I know I have been blogging about some weird stuff lately i.e. Puccini and Vajayjays, Momo's bloodthirst and the joy I get from publicly humiliating my kids...
So I thought I would share a nice, wholesome story with you.
This story is about how Momo used to ask everyone she met whether they had a penis or a vagina.
Momo: Well, I was wondering...since you made me do that really lame pose and I completely humiliated myself, can I ask you a question?
Prince Charming: Why, of course dear Momo...ask away.
Momo: Well, I was wondering...Cinderella, do you have a penis or a vagina...cause you've got a lot of makeup on, and I'm kind wondering if you are in drag...
Cinderella: Oh my!
Momo: And, um...Prince Charming...you're prettier than a lot of girls I know so, I'm just curious whatcha got going on down there..?
Prince Charming: Hahahaha, you're quite a funny one Momo! Indeed I am pretty, but alas... I have a penis"
Cinderella: And I have a "puccini"!
Oh...don't get your panties all up in a bunch...Momo, DID NOT ask Cindy and her Prince about their junk...
But back when she was a toddler (about 2 -4 years old) you could bet that she would have.
You see, remember how I said that I thought slang words were often a lot worse than the "real"words for things. Well, I decided very early on that I wanted Momo to use the anatomically correct words for body parts, so that's what I taught her.
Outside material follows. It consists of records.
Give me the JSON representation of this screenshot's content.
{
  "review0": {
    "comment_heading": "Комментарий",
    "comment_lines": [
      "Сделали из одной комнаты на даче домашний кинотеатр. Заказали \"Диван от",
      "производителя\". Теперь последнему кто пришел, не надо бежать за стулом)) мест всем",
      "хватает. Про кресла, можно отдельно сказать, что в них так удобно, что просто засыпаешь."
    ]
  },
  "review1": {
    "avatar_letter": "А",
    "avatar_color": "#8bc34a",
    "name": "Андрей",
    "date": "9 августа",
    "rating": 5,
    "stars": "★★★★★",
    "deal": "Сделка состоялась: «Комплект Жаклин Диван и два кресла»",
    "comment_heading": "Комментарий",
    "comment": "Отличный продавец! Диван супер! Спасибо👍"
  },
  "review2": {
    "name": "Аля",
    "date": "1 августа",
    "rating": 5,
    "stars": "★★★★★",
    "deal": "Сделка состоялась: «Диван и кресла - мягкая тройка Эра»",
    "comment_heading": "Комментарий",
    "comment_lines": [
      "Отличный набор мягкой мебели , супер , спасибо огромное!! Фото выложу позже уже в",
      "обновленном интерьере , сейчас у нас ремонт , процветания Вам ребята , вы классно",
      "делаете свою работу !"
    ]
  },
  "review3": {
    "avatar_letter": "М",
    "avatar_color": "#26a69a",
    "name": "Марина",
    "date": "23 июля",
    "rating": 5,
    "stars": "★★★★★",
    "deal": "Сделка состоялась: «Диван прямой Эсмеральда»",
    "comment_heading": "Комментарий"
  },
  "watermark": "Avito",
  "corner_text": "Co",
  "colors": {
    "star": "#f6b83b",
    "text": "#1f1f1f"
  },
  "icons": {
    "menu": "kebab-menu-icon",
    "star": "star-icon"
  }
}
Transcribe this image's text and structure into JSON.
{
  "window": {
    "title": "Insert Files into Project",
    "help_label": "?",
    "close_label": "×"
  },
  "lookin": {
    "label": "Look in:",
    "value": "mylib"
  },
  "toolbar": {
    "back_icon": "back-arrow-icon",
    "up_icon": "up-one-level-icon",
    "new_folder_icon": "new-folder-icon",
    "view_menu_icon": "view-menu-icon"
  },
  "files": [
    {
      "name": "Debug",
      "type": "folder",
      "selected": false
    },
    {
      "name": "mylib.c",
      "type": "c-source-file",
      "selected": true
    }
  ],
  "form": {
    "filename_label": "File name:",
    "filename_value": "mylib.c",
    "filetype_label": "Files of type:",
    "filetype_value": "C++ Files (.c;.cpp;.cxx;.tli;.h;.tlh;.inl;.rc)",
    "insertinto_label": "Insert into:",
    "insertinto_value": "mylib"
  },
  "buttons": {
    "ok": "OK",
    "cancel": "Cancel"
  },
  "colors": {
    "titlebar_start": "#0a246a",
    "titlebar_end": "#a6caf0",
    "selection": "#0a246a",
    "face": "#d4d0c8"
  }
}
Her arm was her arm, her knee was her knee and her vagina was her vagina.
She started off saying these words just to talk about the facts i.e. "I have a vagina, boys have a penis" or "I don't have a penis, I have a vagina"...
It didn't take long however for her to realize that there was a lot of power in these words. After saying them a few times in front of unsuspecting adults (or better yet, her then 13 year old uncle and his friends) Momo learned she could make big people laugh and giggle and squirm and in some cases run!
Believe me, she used this power to it's fullest...finding the most opportune times to ask people about their anatomy. The lovely elderly teachers aid at preschool, people in a checkout line at the store, family friends who happened to stop by and probably most horrifying of all, my brother (the 13 year old uncle).It never failed, he would walk by, or we would pick him up from school or he would come home with a group of friends and Momo would yell
Uncle...do you have a penis?
To which he would always reply (good sport that he was)
Yes, Momo...I have a penis.
And honestly folks...that's about as wholesome as it gets around here...
Now-a-days we're talkin' condom tips and wet dreams!